Fulton County Superior Court Judge Robert McBurney heard arguments Monday from lawyers for the state and for doctors and advocacy groups who filed a lawsuit challenging the law. He said he needed to think about the issues but that he would issue a ruling soon.
“I understand that this is something that needs immediate attention and I will give it that,” McBurney said at the end of the hearing.
The hearing focused on whether the judge has the power to block the law temporarily while the litigation plays out and whether the law was invalid from the start because it violated the U.S. Constitution and U.S. Supreme Court precedent when it was enacted.
Georgia’s law was passed by state lawmakers and signed by Republican Gov. Brian Kemp in 2019 but it had been blocked from taking effect. The 11th U.S. Circuit Court of Appeals allowed the state to begin enforcing it last month, just over three weeks after the U.S. Supreme Court overturned Roe v. Wade, which had protected the right to an abortion for nearly 50 years.
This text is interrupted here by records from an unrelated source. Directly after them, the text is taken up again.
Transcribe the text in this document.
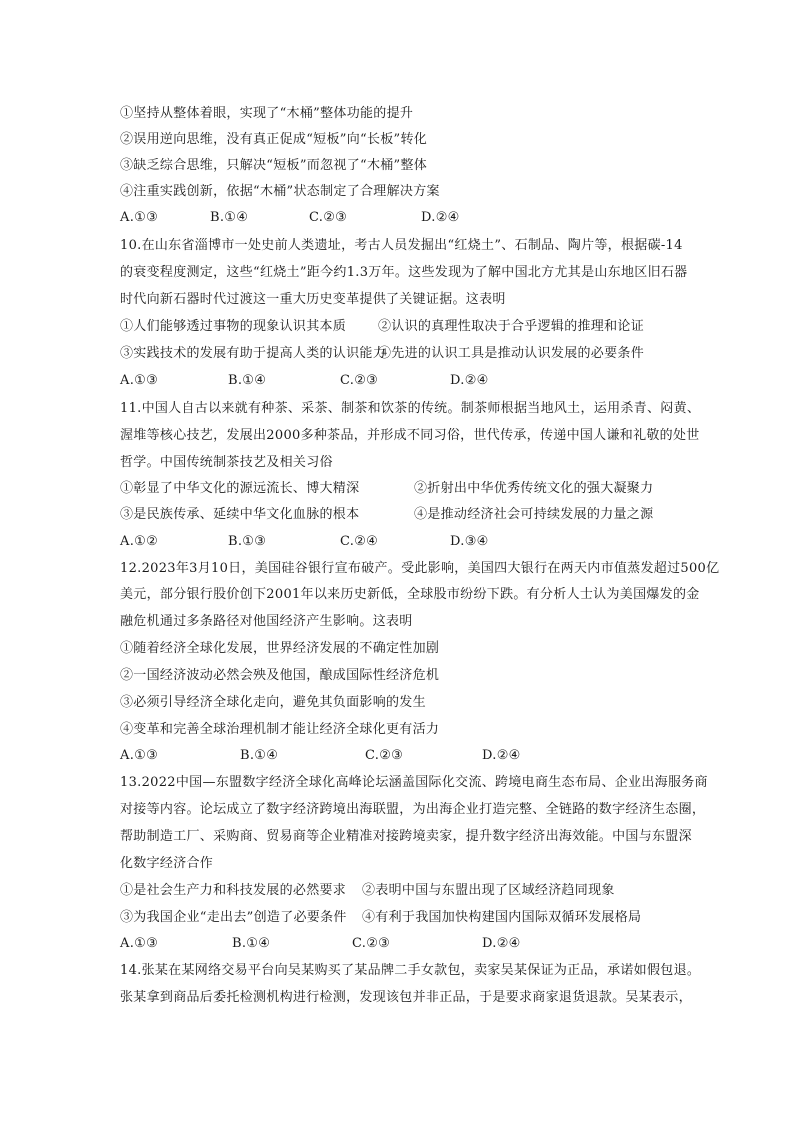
①坚持从整体着眼，实现了“木桶”整体功能的提升
②误用逆向思维，没有真正促成“短板”向“长板”转化
③缺乏综合思维，只解决“短板”而忽视了“木桶”整体
④注重实践创新，依据“木桶”状态制定了合理解决方案
A.①③	B.①④	C.②③	D.②④
10.在山东省淄博市一处史前人类遗址，考古人员发掘出“红烧土”、石制品、陶片等，根据碳-14
的衰变程度测定，这些“红烧土”距今约1.3万年。这些发现为了解中国北方尤其是山东地区旧石器
时代向新石器时代过渡这一重大历史变革提供了关键证据。这表明
①人们能够透过事物的现象认识其本质 ②认识的真理性取决于合乎逻辑的推理和论证
③实践技术的发展有助于提高人类的认识能力
④先进的认识工具是推动认识发展的必要条件
A.①③	B.①④	C.②③	D.②④
11.中国人自古以来就有种茶、采茶、制茶和饮茶的传统。制茶师根据当地风土，运用杀青、闷黄、
渥堆等核心技艺，发展出2000多种茶品，并形成不同习俗，世代传承，传递中国人谦和礼敬的处世
哲学。中国传统制茶技艺及相关习俗
①彰显了中华文化的源远流长、博大精深	②折射出中华优秀传统文化的强大凝聚力
③是民族传承、延续中华文化血脉的根本	④是推动经济社会可持续发展的力量之源
A.①②	B.①③	C.②④	D.③④
12.2023年3月10日，美国硅谷银行宣布破产。受此影响，美国四大银行在两天内市值蒸发超过500亿
美元，部分银行股价创下2001年以来历史新低，全球股市纷纷下跌。有分析人士认为美国爆发的金
融危机通过多条路径对他国经济产生影响。这表明
①随着经济全球化发展，世界经济发展的不确定性加剧
②一国经济波动必然会殃及他国，酿成国际性经济危机
③必须引导经济全球化走向，避免其负面影响的发生
④变革和完善全球治理机制才能让经济全球化更有活力
A.①③	B.①④	C.②③	D.②④
13.2022中国—东盟数字经济全球化高峰论坛涵盖国际化交流、跨境电商生态布局、企业出海服务商
对接等内容。论坛成立了数字经济跨境出海联盟，为出海企业打造完整、全链路的数字经济生态圈，
帮助制造工厂、采购商、贸易商等企业精准对接跨境卖家，提升数字经济出海效能。中国与东盟深
化数字经济合作
①是社会生产力和科技发展的必然要求 ②表明中国与东盟出现了区域经济趋同现象
③为我国企业“走出去”创造了必要条件 ④有利于我国加快构建国内国际双循环发展格局
A.①③	B.①④	C.②③	D.②④
14.张某在某网络交易平台向吴某购买了某品牌二手女款包，卖家吴某保证为正品，承诺如假包退。
张某拿到商品后委托检测机构进行检测，发现该包并非正品，于是要求商家退货退款。吴某表示，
The law bans most abortions once a “detectable human heartbeat” is present. Cardiac activity can be detected by ultrasound in cells within an embryo that will eventually become the heart as early as six weeks into a pregnancy. That means most abortions in Georgia are effectively banned at a point before many women know they are pregnant.
The law includes exceptions for rape and incest, as long as a police report is filed, and allows for later abortions when the mother’s life is at risk or a serious medical condition renders a fetus unviable.
The new lawsuit challenging Georgia’s law was filed by doctors and advocacy groups July 26, less than a week after the 11th Circuit allowed the law to take effect.
The doctors and advocacy groups are asking the judge to block state officials from enforcing the ban on abortions at about six weeks, as well as another provision of the law that allows prosecutors to examine medical records without a subpoena, while the litigation is pending.
The lawsuit argues that the law violates the “fundamental rights to liberty and privacy” under the Georgia Constitution, which it argues are much broader than those granted by the U.S. Constitution. It also asserts that the law is invalid because it was in violation of the U.S. Constitution when it was signed and Georgia case law says that means it must be reenacted to become effective.
The state argues that the judge cannot stop the enforcement of the law while the challenge to its constitutionality plays out. The state also rejects the idea that the law was unconstitutional when it passed arguing that the recent Supreme Court ruling overturning those precedents that made it unconstitutional were themselves wrong.